The financial security from a long and lucrative career made Inge an even more attractive candidate for the largely unpaid position, especially given that the COVID-19 pandemic would make finding a second job for a volunteer assistant more difficult. But Bakich said that even without a pandemic, Inge would be his first choice for the opening.
“Maybe the best thing about him is that he’s one of those old school throwback, tough, competitive, gritty types of guys, a ‘put your nose in the dirt and get it done’ kind of guy,” Bakich (who’s considered to be one of those types as well) said. “You can tell if you were one of his teammates, you’d love being on his team. And if you weren’t, you probably didn’t like playing against him.”
Inge may be an old-school guy, but he’s embraced new-school coaching methods. Like the rest of the Michigan coaching staff, he holds a certification from the Titleist Performance Institute. He’s especially knowledgeable about the physiology of hitting.
He’ll mainly work with the catchers but will also assist assistant head coach Nick Schnabel in coaching the hitters.
“He can throw BP all day long,” Bakich said. “And the information he has regarding hitting is extremely valuable, being a guy who’s reinvented his swing and has a lot of great ideas on what type of approaches to certain pitchers will help.”

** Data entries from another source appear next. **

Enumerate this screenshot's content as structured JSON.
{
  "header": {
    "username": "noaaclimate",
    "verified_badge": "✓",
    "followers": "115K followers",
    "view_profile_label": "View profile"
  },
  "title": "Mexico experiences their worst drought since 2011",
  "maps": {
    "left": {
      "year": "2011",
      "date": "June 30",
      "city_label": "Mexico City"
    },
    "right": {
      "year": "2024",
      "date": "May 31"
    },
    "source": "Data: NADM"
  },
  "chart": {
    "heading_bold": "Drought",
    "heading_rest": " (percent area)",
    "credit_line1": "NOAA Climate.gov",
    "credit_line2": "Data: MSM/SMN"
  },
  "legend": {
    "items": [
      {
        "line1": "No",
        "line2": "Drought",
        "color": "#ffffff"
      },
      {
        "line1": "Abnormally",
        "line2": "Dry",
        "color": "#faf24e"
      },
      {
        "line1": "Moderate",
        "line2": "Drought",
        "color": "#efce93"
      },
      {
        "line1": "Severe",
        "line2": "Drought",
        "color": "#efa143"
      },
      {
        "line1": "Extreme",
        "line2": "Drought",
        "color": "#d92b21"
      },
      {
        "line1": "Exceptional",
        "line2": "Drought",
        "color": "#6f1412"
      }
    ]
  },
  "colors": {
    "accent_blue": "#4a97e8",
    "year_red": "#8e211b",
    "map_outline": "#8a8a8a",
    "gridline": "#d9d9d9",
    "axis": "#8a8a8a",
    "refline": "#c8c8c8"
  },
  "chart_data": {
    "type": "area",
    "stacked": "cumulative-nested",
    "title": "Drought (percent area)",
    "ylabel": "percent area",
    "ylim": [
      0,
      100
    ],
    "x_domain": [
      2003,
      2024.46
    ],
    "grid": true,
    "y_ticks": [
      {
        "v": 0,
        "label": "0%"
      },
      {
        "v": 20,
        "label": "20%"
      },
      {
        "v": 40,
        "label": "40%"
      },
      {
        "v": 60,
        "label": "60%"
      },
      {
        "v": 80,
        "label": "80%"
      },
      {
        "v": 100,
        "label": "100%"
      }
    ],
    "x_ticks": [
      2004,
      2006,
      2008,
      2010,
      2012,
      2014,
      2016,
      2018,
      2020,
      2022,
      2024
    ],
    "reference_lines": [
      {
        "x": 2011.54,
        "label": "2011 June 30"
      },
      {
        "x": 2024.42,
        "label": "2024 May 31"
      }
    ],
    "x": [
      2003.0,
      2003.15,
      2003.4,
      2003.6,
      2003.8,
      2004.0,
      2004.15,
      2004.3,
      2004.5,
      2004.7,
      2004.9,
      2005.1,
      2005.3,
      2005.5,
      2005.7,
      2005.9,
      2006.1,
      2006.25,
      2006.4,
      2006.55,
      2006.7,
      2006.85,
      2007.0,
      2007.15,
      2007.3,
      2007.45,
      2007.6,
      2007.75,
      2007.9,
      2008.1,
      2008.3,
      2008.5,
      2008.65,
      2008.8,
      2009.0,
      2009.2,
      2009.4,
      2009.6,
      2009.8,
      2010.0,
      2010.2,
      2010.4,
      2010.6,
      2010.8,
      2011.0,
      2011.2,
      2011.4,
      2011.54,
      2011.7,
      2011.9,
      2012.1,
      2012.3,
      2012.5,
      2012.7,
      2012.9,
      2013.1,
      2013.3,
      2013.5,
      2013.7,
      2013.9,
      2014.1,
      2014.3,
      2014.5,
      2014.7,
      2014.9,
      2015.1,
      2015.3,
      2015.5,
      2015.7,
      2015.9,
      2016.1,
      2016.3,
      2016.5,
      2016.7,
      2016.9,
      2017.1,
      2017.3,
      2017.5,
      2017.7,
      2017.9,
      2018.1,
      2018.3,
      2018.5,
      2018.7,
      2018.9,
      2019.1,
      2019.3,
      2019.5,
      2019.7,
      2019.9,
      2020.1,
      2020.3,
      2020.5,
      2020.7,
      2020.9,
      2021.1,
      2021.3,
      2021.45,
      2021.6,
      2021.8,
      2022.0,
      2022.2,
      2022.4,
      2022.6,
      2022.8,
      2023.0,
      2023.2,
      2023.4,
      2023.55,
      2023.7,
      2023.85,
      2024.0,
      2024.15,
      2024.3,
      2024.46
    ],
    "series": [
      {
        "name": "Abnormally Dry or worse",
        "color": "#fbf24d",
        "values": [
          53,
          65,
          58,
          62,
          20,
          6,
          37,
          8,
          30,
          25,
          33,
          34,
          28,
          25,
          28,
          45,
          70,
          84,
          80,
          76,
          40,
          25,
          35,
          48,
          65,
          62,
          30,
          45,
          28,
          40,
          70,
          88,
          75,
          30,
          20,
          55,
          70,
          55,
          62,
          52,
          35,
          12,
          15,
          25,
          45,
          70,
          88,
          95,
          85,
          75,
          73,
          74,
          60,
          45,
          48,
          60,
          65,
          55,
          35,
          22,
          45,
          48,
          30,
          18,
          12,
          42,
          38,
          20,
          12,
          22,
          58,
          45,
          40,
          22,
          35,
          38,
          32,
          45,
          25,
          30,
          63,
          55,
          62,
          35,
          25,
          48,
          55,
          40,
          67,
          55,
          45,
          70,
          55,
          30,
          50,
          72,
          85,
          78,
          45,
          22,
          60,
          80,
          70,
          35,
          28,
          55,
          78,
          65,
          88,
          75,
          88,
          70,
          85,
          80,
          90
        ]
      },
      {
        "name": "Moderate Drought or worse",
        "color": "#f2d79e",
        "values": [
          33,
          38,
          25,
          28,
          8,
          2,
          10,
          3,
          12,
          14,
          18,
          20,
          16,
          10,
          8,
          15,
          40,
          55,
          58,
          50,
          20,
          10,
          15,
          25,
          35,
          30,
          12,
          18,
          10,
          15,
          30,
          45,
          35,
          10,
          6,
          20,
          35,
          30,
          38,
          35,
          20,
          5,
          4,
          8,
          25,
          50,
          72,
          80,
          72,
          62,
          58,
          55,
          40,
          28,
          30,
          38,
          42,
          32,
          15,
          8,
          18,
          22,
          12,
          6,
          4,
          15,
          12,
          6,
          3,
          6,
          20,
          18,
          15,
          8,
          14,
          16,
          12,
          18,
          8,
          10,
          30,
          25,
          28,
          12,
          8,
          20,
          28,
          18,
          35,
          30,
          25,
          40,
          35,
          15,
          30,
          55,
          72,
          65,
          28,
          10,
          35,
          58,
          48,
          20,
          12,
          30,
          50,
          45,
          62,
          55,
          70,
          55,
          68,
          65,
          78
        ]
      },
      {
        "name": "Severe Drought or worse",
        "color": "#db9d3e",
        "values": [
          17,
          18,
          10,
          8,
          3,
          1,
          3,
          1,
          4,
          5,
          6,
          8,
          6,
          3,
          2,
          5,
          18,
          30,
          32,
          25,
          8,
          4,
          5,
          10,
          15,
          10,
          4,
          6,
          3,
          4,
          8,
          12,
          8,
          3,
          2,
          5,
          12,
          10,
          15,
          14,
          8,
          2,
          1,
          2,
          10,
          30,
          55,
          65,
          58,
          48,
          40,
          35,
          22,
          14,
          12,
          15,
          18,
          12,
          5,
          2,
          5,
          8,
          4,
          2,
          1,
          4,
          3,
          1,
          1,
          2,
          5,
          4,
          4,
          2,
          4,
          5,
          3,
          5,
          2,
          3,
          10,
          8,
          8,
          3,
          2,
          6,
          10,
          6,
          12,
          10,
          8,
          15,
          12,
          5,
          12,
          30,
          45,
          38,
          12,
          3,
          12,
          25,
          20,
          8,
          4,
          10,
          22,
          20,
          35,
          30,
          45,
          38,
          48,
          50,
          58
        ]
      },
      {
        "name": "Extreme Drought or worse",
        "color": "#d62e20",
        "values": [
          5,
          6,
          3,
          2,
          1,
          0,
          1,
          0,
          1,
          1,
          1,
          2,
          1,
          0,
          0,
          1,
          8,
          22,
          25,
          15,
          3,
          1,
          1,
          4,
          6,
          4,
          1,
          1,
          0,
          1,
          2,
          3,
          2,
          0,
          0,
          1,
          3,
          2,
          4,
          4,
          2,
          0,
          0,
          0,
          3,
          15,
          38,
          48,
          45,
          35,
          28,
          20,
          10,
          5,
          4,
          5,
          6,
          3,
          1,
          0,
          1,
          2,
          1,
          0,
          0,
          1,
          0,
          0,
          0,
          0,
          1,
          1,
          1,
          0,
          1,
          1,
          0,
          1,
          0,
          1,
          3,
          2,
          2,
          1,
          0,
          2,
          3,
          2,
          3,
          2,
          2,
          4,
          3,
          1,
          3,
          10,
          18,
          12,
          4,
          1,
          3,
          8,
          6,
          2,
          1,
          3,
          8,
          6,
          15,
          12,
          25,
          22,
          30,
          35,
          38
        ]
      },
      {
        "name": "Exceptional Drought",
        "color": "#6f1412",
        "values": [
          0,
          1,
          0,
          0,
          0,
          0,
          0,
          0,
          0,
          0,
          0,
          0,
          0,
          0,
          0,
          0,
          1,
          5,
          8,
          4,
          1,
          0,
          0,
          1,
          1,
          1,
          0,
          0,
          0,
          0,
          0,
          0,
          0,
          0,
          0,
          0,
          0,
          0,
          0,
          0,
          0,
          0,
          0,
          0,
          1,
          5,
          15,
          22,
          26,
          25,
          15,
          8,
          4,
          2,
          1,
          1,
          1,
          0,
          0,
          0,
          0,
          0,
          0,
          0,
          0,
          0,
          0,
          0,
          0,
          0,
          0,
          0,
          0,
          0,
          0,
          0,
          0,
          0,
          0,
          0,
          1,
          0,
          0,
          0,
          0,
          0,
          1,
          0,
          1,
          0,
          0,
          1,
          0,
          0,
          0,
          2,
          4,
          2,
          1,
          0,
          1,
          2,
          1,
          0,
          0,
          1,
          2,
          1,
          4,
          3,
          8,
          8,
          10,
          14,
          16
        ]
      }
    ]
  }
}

Both coaches have made large contributions in their first few weeks on the job.
“(Merriman) is seeing efficient movement patterns in guys, and some limitations that they may have physically, and creating corrections to make their delivery or certain pitches just a little bit better,” Bakich said.
And Inge noticed some pitchers accidentally tipping their pitches during a scrimmage before the athletic department’s two-week shutdown.
“I’m just glad both those guys are on our team,” Bakich said.